Wednesday, August 6, 2014

Making your mark

                                                                           Carol Dekle-Foss

Have you considered a maker's mark for your jewelry creations or handmade beads? It's great for brand name recognition and also adds perceived value. There are all kinds of custom maker's mark stamps including ones for metal, clay, and Precious Metal clay. 

In doing a little research for this post I discovered a long history on hallmark stamps and their meanings. Lang Antiques has tons of information and examples if you are interested in knowing more. Here is the rabbit hole. Hallmark stamps have been in use in England and France since the 14th century. One of their purposes was to to protect the consumer when purchasing precious metals. The purity stamp or "fineness" mark signifies the content and quality of the metal, such as the .925 mark or 14k. The maker's mark was a designation of responsibility for the designer. Every country has their own way of handling hallmarks. The USA doesn't necessarily hallmark, but precious metal jewelry has to indicate fineness as of 1906. In 1961 the responsibility or maker's mark became mandatory if a purity mark is used. 

So here in the USA, if you put purity stamp like a .925 mark on your jewelry, by law you have to have a maker's mark as well.
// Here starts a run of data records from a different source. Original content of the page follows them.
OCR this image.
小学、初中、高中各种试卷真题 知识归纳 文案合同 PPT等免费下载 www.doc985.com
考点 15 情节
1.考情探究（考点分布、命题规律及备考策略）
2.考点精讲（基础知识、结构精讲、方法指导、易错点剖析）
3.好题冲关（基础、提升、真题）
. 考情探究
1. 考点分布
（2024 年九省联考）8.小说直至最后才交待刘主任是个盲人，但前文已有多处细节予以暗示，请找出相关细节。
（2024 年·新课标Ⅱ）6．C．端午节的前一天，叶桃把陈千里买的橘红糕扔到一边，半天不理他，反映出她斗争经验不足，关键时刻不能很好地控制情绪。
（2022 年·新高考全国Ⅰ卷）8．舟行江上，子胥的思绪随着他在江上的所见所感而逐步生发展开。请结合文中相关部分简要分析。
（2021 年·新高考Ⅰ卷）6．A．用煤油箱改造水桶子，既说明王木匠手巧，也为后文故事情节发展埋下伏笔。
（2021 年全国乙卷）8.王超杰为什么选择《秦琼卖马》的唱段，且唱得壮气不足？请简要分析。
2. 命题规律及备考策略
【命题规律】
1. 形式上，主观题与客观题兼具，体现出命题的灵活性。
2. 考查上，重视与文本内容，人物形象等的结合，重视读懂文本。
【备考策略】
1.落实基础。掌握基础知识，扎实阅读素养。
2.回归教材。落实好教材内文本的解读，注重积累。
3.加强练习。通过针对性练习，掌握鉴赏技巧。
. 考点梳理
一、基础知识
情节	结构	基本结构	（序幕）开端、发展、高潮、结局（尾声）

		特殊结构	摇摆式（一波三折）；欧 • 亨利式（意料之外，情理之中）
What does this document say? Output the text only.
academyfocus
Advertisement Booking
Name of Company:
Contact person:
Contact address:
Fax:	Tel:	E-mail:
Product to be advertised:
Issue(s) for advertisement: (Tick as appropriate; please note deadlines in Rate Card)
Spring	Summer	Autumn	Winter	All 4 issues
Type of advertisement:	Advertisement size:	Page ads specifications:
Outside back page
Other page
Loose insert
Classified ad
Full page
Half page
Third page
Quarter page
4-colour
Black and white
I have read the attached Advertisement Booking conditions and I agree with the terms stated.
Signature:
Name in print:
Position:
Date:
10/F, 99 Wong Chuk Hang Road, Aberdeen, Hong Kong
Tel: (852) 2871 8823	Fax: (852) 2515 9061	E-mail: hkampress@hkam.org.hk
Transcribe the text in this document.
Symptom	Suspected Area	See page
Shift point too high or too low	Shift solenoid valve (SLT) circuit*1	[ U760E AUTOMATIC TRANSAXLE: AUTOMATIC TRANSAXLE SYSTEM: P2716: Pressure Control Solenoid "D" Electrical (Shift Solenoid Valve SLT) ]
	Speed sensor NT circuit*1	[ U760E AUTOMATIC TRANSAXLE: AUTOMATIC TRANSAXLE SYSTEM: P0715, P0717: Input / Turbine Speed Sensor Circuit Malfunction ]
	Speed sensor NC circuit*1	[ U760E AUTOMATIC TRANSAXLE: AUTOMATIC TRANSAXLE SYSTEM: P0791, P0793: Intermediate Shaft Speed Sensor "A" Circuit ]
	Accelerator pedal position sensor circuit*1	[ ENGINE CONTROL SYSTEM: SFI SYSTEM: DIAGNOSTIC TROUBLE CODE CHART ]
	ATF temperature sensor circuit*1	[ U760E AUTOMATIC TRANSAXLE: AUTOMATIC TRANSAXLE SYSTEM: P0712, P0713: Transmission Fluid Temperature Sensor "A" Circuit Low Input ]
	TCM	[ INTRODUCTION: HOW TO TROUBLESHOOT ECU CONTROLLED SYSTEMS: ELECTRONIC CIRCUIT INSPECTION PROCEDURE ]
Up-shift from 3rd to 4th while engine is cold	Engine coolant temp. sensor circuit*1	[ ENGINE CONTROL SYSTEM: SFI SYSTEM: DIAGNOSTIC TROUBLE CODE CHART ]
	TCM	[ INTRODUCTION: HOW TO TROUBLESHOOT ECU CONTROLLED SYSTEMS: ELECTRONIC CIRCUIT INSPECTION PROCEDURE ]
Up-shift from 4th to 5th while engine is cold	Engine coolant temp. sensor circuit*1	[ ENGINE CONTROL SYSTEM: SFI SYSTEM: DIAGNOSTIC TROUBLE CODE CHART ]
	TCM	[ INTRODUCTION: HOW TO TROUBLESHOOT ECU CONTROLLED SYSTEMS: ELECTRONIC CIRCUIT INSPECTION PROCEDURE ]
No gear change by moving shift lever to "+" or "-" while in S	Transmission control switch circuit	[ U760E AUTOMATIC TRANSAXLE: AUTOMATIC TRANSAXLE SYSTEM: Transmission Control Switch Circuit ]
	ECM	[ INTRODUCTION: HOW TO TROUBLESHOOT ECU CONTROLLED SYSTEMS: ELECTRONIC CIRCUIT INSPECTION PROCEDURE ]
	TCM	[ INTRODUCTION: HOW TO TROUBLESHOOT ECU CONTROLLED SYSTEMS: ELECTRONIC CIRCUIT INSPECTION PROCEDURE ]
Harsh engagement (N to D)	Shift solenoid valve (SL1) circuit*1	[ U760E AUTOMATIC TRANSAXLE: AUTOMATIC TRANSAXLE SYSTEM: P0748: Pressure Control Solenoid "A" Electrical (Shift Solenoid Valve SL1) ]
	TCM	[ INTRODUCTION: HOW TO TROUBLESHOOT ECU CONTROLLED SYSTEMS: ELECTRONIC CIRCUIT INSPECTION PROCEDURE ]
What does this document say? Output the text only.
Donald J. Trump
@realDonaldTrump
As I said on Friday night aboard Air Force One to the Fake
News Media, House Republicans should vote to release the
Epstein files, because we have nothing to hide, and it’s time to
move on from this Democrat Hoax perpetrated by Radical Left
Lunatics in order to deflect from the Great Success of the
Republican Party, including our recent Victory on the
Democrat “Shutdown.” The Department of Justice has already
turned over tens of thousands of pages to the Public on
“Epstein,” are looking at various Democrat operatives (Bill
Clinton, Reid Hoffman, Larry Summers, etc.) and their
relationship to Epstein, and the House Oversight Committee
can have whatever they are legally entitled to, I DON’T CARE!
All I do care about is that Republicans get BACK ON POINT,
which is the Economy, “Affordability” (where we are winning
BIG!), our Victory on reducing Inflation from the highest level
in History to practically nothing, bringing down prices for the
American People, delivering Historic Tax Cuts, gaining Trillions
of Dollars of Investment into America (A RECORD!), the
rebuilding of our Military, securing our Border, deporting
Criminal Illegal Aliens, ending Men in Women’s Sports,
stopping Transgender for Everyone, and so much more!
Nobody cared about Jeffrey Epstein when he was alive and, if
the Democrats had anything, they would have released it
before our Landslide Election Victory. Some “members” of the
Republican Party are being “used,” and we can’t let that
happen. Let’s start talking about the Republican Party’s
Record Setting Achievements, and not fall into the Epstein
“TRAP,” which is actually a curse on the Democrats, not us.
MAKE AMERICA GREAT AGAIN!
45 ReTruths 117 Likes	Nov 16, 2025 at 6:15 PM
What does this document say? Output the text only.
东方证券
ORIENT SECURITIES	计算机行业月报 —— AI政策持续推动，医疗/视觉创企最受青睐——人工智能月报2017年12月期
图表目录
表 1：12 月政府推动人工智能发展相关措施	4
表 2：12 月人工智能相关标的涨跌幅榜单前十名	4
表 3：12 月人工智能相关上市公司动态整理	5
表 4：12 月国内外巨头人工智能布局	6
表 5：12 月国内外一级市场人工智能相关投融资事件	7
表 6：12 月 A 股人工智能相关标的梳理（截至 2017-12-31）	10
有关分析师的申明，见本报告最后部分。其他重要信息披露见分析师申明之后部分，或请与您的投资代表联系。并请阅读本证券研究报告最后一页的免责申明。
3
Good to know! 

I recently designed and purchased a maker's mark. Looking back to when I created my business name, I would have made it shorter! I tried acronyms for the stamp, like TRD, but that was lame. Who wants a piece of jewelry from turd? Lol. So for recognition I just used the whole name. It's a bit large, but oh well. 

I went through Infinity Stamps. Their customer service is great, the stamp came a week early, and the detail is amazing.

Here are just a few ways to use a maker's mark.

The ring was my very first piece to stamp. It's going to be hard for me to part with and may very well end up in my jewelry box. I forgot to add the .925. Oops.

 I love how the round tag added a bit of jangle to the bracelet!

 I'm still learning the placement and how hard to hit the metal. The .925 ended up being to close and crooked.

So tell me, have you considered investing in your very own maker's mark? I hope this post has inspired you to do so!


TesoriTrovati said...

First off, your jewelry is GORGEOUS! I love where you are taking your talents! So. Very. Impressed. I love the idea of a maker's mark. In fact it was the first thing I did back in 2005 before I even had a clue as to who I was or what I would do! I wrote a post about signing your jewelry with a tag back in 2012 for the Art Bead Scene that has been one of our most referenced posts. At the time I wanted to use the Infinity stamps but they only had a limited option for the tags. I went with something different but I am glad I did because I like using little copper tags for my key stamp. Of course, now skeleton keys are all the rage and I could pick up a generic key tag for less than $20 but I still like my little key that is a replica of my logo! Great article as always! Enjoy the day. Erin

Carol Dekle said...

Thank you Erin, after many jewelry pieces made with a what the heck was I thinking response, I finally feel like I am coming into my own style.

Darn it! I didn't include 'tag' in my search or I would have found and included your links. Your posts are very thorough and provide great information. Your stamp is too cute, and I love how you send a little handwritten card with all the components and info. Very clever. Thank you for including the link! I remember now reading your posts and saving them somewhere for future reference!

I sent Microstamp my design and they never responded back. I had waited for 2 weeks. I then left a message, and again no response. Very strange.

Thank you Miss Erin!

Artisan Beads Plus said...

I have thought about it for a very long time, but never went about doing it. How would you do this for earrings? Those are my biggest sellers.

Carol Dekle said...

Hi MaryAnn!

Earrings are my biggest seller too. You can stamp if you use a piece of copper, but most will just have to be left as is. Some of your ceramic pendants would be nice with your logo!